To note, there is no technical reason why it couldn't, e.g. the R language provides considerable documentation to support FDA regulatory conformance, as does Rstudio and other open source R tools, and third party companies provide fully validated builds of R with an extensive set of documentation, test suites and regulatory documents for various industries, as a result of R being increasingly widely used in the medical field and other such industries, including by numerous major Fortune 500 companies.

As far as I'm aware, there isn't something exactly similar, since it is not as heavily used in these specific areas, but companies like the aforementioned Red Hat do offer testing and validation services for the Python builds and packages included in their distributions (and others, for a fee), and companies like Anaconda and Quansight offer a level of guaranteed support, validation and targeted development aligning with corporate priorities for clients using the PyData stack, including Spyder, that could be used to implement such.

If you were going to fly on a plane, do you want one designed with traceable and proven tools or one by some guy on Github?

I have no idea why you're bringing this up. What does some unknown CAD/validation software tool designed by "some guy on Github" and flying on a plane have to do with using Spyder, Jupyterlab and Rstudio for data science, each tools developed and supported by dozens of active developers and used by hundreds of thousands? Why do you regard "traceable and proven" as contrary to open source? Software tools, open or closed source, can never fully prevent people or companies from making poor high-level decisions, particularly those the compromise long-term safety for short-term gain (cough, 737 Max MCAS, cough), However, by definition open source provides traceability by allowing anyone to examine the source for themselves, and verifiability by opening the source (and the validation test suite) to independent, community examination, testing and validation by experts around the world and the open sharing of any deficiencies found. Does this automatically mean that open source code will be rock solid simply because its open source? Of course not, but if the software has a significant expert userbase, particularly with such demanding requirements, then open source certainly increases the opportunity for this (as e.g. R and Rstudio's compliance documentation explain and justify in detail).

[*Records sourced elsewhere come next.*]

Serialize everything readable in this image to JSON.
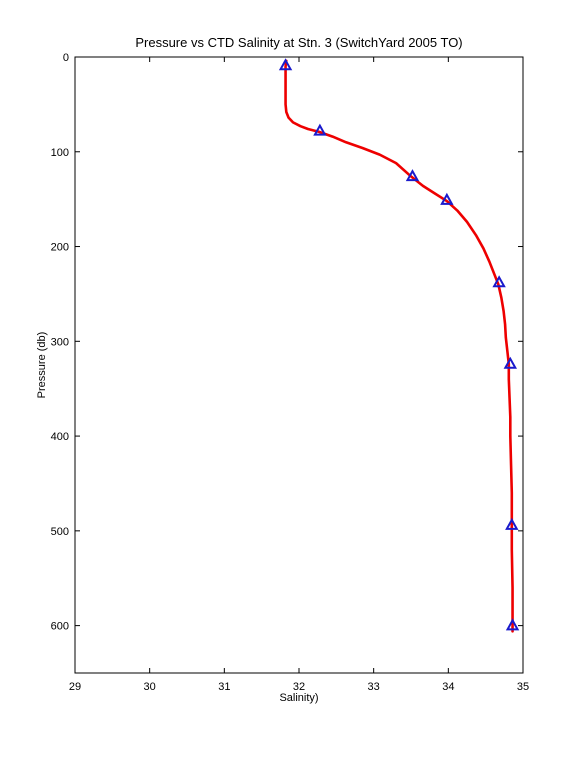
{
  "chart_data": {
    "type": "line",
    "title": "Pressure vs CTD Salinity at Stn. 3 (SwitchYard 2005 TO)",
    "xlabel": "Salinity)",
    "ylabel": "Pressure (db)",
    "xlim": [
      29,
      35
    ],
    "ylim": [
      0,
      650
    ],
    "y_reversed": true,
    "grid": false,
    "xticks": [
      29,
      30,
      31,
      32,
      33,
      34,
      35
    ],
    "yticks": [
      0,
      100,
      200,
      300,
      400,
      500,
      600
    ],
    "profile": {
      "color": "#ee0000",
      "points": [
        [
          31.83,
          4
        ],
        [
          31.82,
          10
        ],
        [
          31.82,
          20
        ],
        [
          31.82,
          30
        ],
        [
          31.82,
          40
        ],
        [
          31.82,
          50
        ],
        [
          31.83,
          58
        ],
        [
          31.86,
          64
        ],
        [
          31.92,
          69
        ],
        [
          32.02,
          73
        ],
        [
          32.12,
          76
        ],
        [
          32.27,
          79
        ],
        [
          32.45,
          84
        ],
        [
          32.63,
          90
        ],
        [
          32.85,
          96
        ],
        [
          33.08,
          103
        ],
        [
          33.3,
          112
        ],
        [
          33.5,
          126
        ],
        [
          33.66,
          136
        ],
        [
          33.82,
          144
        ],
        [
          33.98,
          152
        ],
        [
          34.12,
          162
        ],
        [
          34.25,
          174
        ],
        [
          34.37,
          188
        ],
        [
          34.47,
          202
        ],
        [
          34.55,
          216
        ],
        [
          34.61,
          228
        ],
        [
          34.67,
          240
        ],
        [
          34.71,
          254
        ],
        [
          34.74,
          268
        ],
        [
          34.76,
          282
        ],
        [
          34.77,
          296
        ],
        [
          34.79,
          310
        ],
        [
          34.81,
          324
        ],
        [
          34.81,
          340
        ],
        [
          34.82,
          360
        ],
        [
          34.83,
          380
        ],
        [
          34.83,
          400
        ],
        [
          34.84,
          430
        ],
        [
          34.85,
          460
        ],
        [
          34.85,
          494
        ],
        [
          34.85,
          520
        ],
        [
          34.86,
          560
        ],
        [
          34.86,
          601
        ],
        [
          34.86,
          606
        ]
      ]
    },
    "bottle_samples": {
      "marker": "triangle",
      "color": "#1a1acc",
      "points": [
        [
          31.82,
          9
        ],
        [
          32.28,
          78
        ],
        [
          33.52,
          126
        ],
        [
          33.98,
          151
        ],
        [
          34.68,
          238
        ],
        [
          34.83,
          324
        ],
        [
          34.85,
          494
        ],
        [
          34.86,
          600
        ]
      ]
    }
  }
}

t-wojciech commented 3 years ago

RStudio released another major version which introduced a few things mentioned by @abalter as missing. I think some of you will be interested. RStudio 1.4 introduces visual markdown editor and strict Python support.

I used Rodeo for a long time as an IDE for Python, then changed to Spyder, but I was not satisfied. Now RStudio is the best choice for me, but it can be biased as I previously used RStudio for R and Rodeo for Python. Anyway, I think it's worth testing.